International Nomenclature of Cosmetic Ingredients INCI

INCIregistrationpage

Not only were we required to supply chemical and production  information, but were were also required to select from a list of many dozen possible functions.  We chose color agent.    Lakes are a class of pigments composed of organic dyes that have been rendered insoluble by interaction with a compound of a metal.  Many of the images of cuprous niacin in the dry form, appear to be larger than the 1000 nm cut off.  We could have proven as much after defined incubations in sweat like solutions.

If not a color, is copper nicotinate an antimicrobial?

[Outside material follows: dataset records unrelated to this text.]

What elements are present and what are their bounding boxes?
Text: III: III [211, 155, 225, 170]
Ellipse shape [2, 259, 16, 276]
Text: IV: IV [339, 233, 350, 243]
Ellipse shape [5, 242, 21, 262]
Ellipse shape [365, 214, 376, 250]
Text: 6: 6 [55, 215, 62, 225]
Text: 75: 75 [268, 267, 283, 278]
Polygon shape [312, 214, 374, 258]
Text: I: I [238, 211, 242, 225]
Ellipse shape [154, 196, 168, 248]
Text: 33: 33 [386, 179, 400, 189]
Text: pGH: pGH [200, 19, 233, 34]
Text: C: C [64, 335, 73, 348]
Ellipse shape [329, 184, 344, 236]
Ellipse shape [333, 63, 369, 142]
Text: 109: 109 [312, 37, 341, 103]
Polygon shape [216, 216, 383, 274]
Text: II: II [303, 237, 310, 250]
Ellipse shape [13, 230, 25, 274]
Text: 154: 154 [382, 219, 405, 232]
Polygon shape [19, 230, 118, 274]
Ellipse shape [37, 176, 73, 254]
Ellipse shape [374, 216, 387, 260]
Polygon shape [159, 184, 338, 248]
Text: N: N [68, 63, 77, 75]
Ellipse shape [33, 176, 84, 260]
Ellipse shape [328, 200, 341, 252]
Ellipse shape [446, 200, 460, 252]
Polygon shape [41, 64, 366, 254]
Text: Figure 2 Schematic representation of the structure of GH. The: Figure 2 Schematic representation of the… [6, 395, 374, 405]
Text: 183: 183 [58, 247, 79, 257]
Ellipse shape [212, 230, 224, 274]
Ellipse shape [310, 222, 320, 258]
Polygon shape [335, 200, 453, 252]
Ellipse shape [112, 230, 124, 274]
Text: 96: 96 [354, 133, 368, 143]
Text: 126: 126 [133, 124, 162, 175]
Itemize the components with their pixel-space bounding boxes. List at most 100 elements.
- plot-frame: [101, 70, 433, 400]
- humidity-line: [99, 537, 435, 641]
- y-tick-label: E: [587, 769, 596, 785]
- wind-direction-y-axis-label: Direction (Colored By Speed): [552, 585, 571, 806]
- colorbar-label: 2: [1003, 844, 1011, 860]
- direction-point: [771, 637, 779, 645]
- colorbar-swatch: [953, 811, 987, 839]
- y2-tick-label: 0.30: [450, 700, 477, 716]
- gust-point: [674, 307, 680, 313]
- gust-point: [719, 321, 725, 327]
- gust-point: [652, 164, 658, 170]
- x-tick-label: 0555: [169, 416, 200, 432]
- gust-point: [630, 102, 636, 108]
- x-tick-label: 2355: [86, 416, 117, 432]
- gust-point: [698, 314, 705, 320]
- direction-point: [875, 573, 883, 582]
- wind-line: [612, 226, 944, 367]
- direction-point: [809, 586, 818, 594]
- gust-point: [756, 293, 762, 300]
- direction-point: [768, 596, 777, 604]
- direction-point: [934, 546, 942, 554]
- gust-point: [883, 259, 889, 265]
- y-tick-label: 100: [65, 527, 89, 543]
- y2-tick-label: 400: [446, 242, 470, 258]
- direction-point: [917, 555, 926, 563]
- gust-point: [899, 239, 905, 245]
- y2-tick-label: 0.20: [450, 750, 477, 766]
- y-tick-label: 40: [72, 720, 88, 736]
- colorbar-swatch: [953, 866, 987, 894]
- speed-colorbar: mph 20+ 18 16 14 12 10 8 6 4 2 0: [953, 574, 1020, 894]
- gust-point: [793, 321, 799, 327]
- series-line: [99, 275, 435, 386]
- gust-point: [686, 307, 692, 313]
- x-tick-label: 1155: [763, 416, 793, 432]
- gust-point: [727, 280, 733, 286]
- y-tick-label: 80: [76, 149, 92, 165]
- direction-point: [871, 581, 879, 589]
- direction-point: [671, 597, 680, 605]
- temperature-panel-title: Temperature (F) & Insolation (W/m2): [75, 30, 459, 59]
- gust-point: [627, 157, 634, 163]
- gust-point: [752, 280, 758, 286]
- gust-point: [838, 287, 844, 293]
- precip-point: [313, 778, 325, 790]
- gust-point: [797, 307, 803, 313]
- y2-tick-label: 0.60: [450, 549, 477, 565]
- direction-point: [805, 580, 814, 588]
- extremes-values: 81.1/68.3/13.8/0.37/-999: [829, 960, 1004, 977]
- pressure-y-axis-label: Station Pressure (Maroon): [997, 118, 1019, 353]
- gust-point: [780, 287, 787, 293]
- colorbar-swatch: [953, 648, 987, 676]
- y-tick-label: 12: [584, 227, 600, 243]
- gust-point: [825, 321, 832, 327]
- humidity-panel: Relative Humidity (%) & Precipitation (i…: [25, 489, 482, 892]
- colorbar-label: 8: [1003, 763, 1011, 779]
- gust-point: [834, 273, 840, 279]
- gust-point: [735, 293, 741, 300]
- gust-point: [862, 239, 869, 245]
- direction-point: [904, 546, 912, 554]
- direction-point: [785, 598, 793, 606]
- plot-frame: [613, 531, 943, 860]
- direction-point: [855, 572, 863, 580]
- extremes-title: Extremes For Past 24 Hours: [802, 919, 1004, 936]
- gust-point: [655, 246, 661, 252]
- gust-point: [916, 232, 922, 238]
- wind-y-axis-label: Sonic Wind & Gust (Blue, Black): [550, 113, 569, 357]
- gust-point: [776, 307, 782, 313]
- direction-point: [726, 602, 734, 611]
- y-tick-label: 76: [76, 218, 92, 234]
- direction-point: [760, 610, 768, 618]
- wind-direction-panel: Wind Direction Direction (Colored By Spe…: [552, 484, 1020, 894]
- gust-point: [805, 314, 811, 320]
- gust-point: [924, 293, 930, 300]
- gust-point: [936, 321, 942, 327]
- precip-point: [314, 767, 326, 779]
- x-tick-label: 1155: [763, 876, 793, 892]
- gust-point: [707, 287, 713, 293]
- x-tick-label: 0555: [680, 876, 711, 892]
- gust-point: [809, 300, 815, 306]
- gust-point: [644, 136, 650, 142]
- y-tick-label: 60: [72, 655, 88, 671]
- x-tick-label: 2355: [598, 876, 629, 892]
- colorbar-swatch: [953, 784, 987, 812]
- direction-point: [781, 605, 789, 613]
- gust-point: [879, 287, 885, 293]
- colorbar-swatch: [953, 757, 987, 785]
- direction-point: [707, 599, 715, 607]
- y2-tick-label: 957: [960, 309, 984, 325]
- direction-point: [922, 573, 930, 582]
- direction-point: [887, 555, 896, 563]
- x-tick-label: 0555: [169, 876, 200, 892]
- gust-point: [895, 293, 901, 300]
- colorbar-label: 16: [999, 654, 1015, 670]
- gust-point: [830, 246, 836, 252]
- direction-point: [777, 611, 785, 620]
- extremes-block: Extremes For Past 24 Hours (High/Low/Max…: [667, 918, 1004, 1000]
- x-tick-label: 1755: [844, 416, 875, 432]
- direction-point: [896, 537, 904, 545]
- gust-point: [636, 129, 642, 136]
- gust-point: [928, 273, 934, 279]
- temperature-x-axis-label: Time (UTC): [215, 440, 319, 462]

Parabens are currently an FDA approved preservative in cosmetics.  The FDA states that the literature is continuously being monitored for the safety of parabens.  They seem to be tolerated only because a better alternative does not exist.  We had explored the potential antimicrobial action of cuprous niacin as a dermal drug.  I had devised a way of processing pig skin from a local slaughter facility into a substance that was somewhere between agar plates used to grow bacteria or molds and the native skin.  Could cuprous niacin in a Shea butter or a related emulsion penetrate into hair follicles that tend to support microbial growth?

INCItansdermal1.png

The pig skin substance was incubated at 37oC with a topical application of cuprous niacin in Shea butter.  The skin was cut into sections and photographed at 40x.  The black object on the left is a hair follicle.

INCI_skinsection.png

Note the blood vessels in the cartoon of a human skin section.  The concern of cosmetic compounds entering the general circulation is easy to understand.    Perhaps many consumers would probably prefer risking cuprous niacin entering their circulation than an artificial dye.  While the road to proving antimicrobial activity of cuprous niacin is a long and expensive one, cuprous niacin could be preferable to parabens.

Optional Stuff

Safety studies performed on cosmetic ingredients may be submitted to the Cosmetic Ingredient Review board.  I’ve read the reviews of copper and niacin compounds used as cosmetic  ingredients.   Elaborate toxicology studies were performed on some and relatively simple studies performed on others.  There publications are peer reviewed and can be given to those who use or distribute your cosmetic product.

The FDA has a voluntary cosmetic registry program (VCRP).  This registry is not only for the individual ingredients but also for the entire formulation and the manufacturing process.  Having  each ingredient registered with INCI may protect you and your customers.  A currently accepted ingredient may be shown to be toxic in some individuals.  Two cosmetic common cosmetic ingredients may later be shown to interact to produce a toxin.